How do you properly treat a (linear) mapping in the upper bound of a sum?
The case for $p \in \{0,1\}$ is trivial, so I'm going to assume that $0 < p < 1$. Now, using this (and the immediate fact that $(1-p) < 1$) we can see that regardless of parity, we always have that
$$ c_n \leq 2\sum^{[\frac{n}{2}] +1}_{k=0}(p(1-p))^{k-4} $$
Here I use that in the second sum, $(1-p) < 1$, and that in any case, since $p(1-p) < 1$, $(p(1-p))^j \leq (p(1-p))^k$ if $k \leq j$. Now, since $[\frac{n}{2}] + 1\leq n$,
$$ c_n \leq 2\sum^{n}_{k=0}(p(1-p))^{k-4} = 2(p(1-p))^{-4}\sum^{n}_{k=0}(p(1-p))^{k} $$
and since the latter is a geometric series, it converges, and therefore so does $c_n$. Now, since we have convergence, the limit is the same for any subsequence. In particular, you could take $(c_{2n})_{n \in \mathbb{N}}$ for which you have an explicit expression which is computable since it is a linear combination of geometric series.

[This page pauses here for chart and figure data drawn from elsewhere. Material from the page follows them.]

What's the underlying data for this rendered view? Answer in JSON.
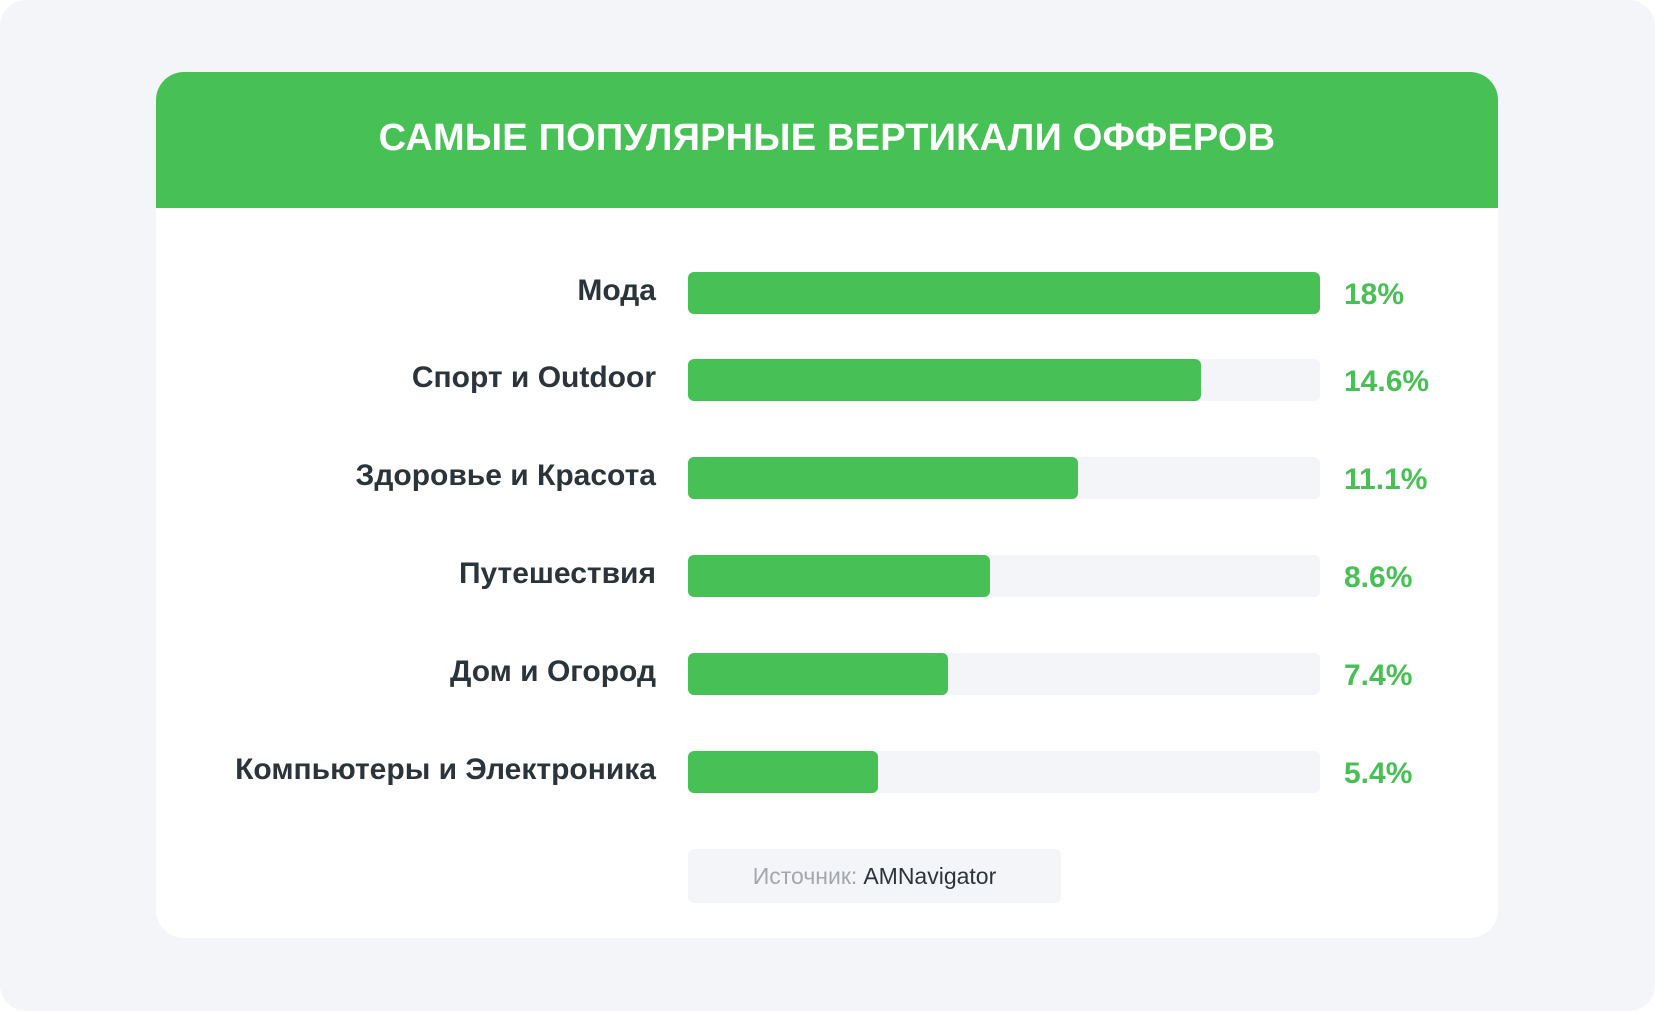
{
  "title": "САМЫЕ ПОПУЛЯРНЫЕ ВЕРТИКАЛИ ОФФЕРОВ",
  "colors": {
    "accent": "#47c055",
    "track": "#f4f5f9",
    "text": "#2b343b"
  },
  "source": {
    "label": "Источник:",
    "name": "AMNavigator"
  },
  "chart_data": {
    "type": "bar",
    "orientation": "horizontal",
    "categories": [
      "Мода",
      "Спорт и Outdoor",
      "Здоровье и Красота",
      "Путешествия",
      "Дом и Огород",
      "Компьютеры и Электроника"
    ],
    "values": [
      18,
      14.6,
      11.1,
      8.6,
      7.4,
      5.4
    ],
    "value_labels": [
      "18%",
      "14.6%",
      "11.1%",
      "8.6%",
      "7.4%",
      "5.4%"
    ],
    "xlim": [
      0,
      18
    ],
    "grid": false
  }
}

Edit: to answer your last question, more generally, suppose that your partial sums $\sum_{i=1}^nc_i$ verify that, for a certain convergent series $\sum_{n}a_n$,
$$ \sum_{i=1}^nc_i \leq \sum_{i = 1}^{M_n}a_i $$
with $M_n \to\infty$, and both are series of positive terms. Then, $\sum_{i=1}^nc_i$ converges. In effect, since $M_n \to \infty$, we can without loss of generality assume the sequence increasing. If not, we can define $\bar{M}_1 = M_1$, $\bar{M}_i > \max\{M_1, ... , M_{i-1}\}$ which we can take precisely because $(M_n)_{n \in \mathbb{N}}$ is not bounded, and the inequality will still hold because adding more terms only makes the sum greater. Now, let
$$ S_n = \sum_{i=1}^nc_i, \ T_n = \sum_{i=1}^na_i $$
be the partial sums of each series. We are interested in concluding that $(S_n)_{n\in\mathbb{N}}$ converges. Since the terms are positive, $S_n$ is increasing and it will suffice to prove boundedness. Since $(M_n)_{n \in \mathbb{N}}$ is increasing, and $T_n$ converges by hypothesis, $T_{M_n}$ is a subsequence and therefore converges (to the same limit). Finally, restating the original inequality, we have $S_n \leq T_{M_n}$ and therefore
$$ \lim_{n \to \infty} S_n \leq \lim_{n \to \infty}T_{M_n} = \lim_{n \to \infty}T_{n} < \infty $$
which concludes the proof.